I’d like to open discussion of the design of a simple reshaping layer that allows dimensions to be easily merged (by which I mean flattened together).
This would be the inverse of a layer extension that is currently under review, namely sub-setting support in reshape_like
: https://github.com/apache/incubator-mxnet/pull/11928. The extension implemented by that PR makes it very easy to split dimensions that have previously been merged. This proposal takes care of the inverse case: merging several dimensions together. This is a common operation when dealing with spatial or temporal sequences which we are applying the same operation to, where it is typical to fold these extra dimensions into the batch dimension, apply the operation, and the split that batch dimension back up again.
The proposed merge_dims
op would allow different dimensions to be merged. It would take as a parameter a list of which axis of the input to send each axis of the output. If multiple input axes get mapped to the same output axis, they get merged. This list must be the same length as the rank of the input.

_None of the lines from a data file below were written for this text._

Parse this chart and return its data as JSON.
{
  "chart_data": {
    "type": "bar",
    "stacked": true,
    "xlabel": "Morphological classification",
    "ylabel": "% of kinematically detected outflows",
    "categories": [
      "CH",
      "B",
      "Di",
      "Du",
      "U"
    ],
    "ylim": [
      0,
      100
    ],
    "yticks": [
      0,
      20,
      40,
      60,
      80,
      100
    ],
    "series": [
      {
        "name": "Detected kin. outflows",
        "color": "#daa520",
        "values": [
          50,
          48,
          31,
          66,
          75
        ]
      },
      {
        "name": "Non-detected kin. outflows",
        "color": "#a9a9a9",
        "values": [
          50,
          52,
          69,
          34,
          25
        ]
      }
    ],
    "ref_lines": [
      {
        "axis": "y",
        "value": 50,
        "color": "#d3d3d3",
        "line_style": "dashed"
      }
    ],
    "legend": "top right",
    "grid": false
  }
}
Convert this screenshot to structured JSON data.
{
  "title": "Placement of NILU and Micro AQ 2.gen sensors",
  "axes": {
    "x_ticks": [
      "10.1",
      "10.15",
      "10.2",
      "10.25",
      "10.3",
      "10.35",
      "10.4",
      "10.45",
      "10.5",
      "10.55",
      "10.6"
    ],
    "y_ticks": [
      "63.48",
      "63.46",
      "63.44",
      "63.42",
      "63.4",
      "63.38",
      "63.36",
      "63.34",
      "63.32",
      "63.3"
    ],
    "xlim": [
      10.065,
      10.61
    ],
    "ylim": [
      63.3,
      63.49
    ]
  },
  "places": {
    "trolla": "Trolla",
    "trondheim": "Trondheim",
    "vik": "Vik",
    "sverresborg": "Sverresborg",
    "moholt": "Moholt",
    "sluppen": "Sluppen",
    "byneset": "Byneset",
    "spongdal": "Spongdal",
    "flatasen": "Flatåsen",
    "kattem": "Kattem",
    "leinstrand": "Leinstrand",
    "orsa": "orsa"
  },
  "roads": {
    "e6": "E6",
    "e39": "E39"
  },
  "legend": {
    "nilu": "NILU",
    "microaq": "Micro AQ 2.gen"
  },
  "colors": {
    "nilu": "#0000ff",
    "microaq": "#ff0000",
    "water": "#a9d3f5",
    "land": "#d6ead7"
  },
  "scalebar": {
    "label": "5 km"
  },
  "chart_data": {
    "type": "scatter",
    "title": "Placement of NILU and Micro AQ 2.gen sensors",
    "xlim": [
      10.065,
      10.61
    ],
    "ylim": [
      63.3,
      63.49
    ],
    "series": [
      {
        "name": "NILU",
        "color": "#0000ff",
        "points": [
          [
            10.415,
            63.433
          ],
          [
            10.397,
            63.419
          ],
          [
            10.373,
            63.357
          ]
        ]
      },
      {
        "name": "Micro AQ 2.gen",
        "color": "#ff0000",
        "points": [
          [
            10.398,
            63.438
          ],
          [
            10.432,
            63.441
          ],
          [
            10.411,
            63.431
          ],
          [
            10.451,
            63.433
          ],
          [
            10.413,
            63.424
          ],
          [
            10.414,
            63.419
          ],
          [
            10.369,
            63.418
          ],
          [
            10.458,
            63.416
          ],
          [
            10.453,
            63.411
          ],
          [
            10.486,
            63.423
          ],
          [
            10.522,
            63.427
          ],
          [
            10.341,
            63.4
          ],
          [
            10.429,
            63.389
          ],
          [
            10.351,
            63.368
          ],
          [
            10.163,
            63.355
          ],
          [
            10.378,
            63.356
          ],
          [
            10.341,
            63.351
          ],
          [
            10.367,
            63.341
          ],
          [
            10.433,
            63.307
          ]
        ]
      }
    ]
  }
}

So, for example, this table shows on the left the input shape, in the middle the target_axes parameter, and on the right the output shape that the layer would produce:
[2, 3, 5] -> [0, 0, 0] -> [30]
[2, 3, 5] -> [0, 0, 1] -> [6, 5]
[2, 3, 5] -> [0, 1, 1] -> [2, 15]
[2, 3, 5] -> [0, 1, 0] -> [10, 3]
[2, 3, 5] -> [1, 0, 1] -> [3, 10]
[2, 3, 5] -> [1, 0, 0] -> [15, 2]
[2, 3, 5] -> [0, 1, 2] -> [2, 3, 5]
[2, 3, 5] -> [2, 1, 0] -> [5, 3, 2]
Let’s explain in more detail one of these examples:
in_shape = [2,3,5]
target_axes = [0, 1, 1]
output_shape = [2, 15]
First, keep in mind that target_axes
uses zero indexing, so 0
refers to the first axis of the input, 1
refers to the second axis, etc.
The initial 0
of target_axes
means “send the first axis of the input to the first axis of the output”; therefore the first element of output_shape
is 2.
Next, the remaining 1, 1
of target_axes
means “send the second and third axis of the input to the second axis of the output”, therefore the second element of output_shape
is 3*5=15
.
This mechanism is quite flexible and allows for arbitrary re-ordering of the dimensions in addition to merging, which you can see in the final two rows of the table.
In Python, the exact semantics would be as follows:
def out_shape(in_shape, target_axes):
assert(len(in_shape) == len(target_axes))
out_shape = [1] * (1 + max(target_axes))
assert(min(target_axes) >= 0)
for (in_dim, target_axis) in zip(in_shape, target_axes):
out_shape[target_axis] *= in_dim
return out_shape
We will implement this if approved.
Edit: unwithdrawn.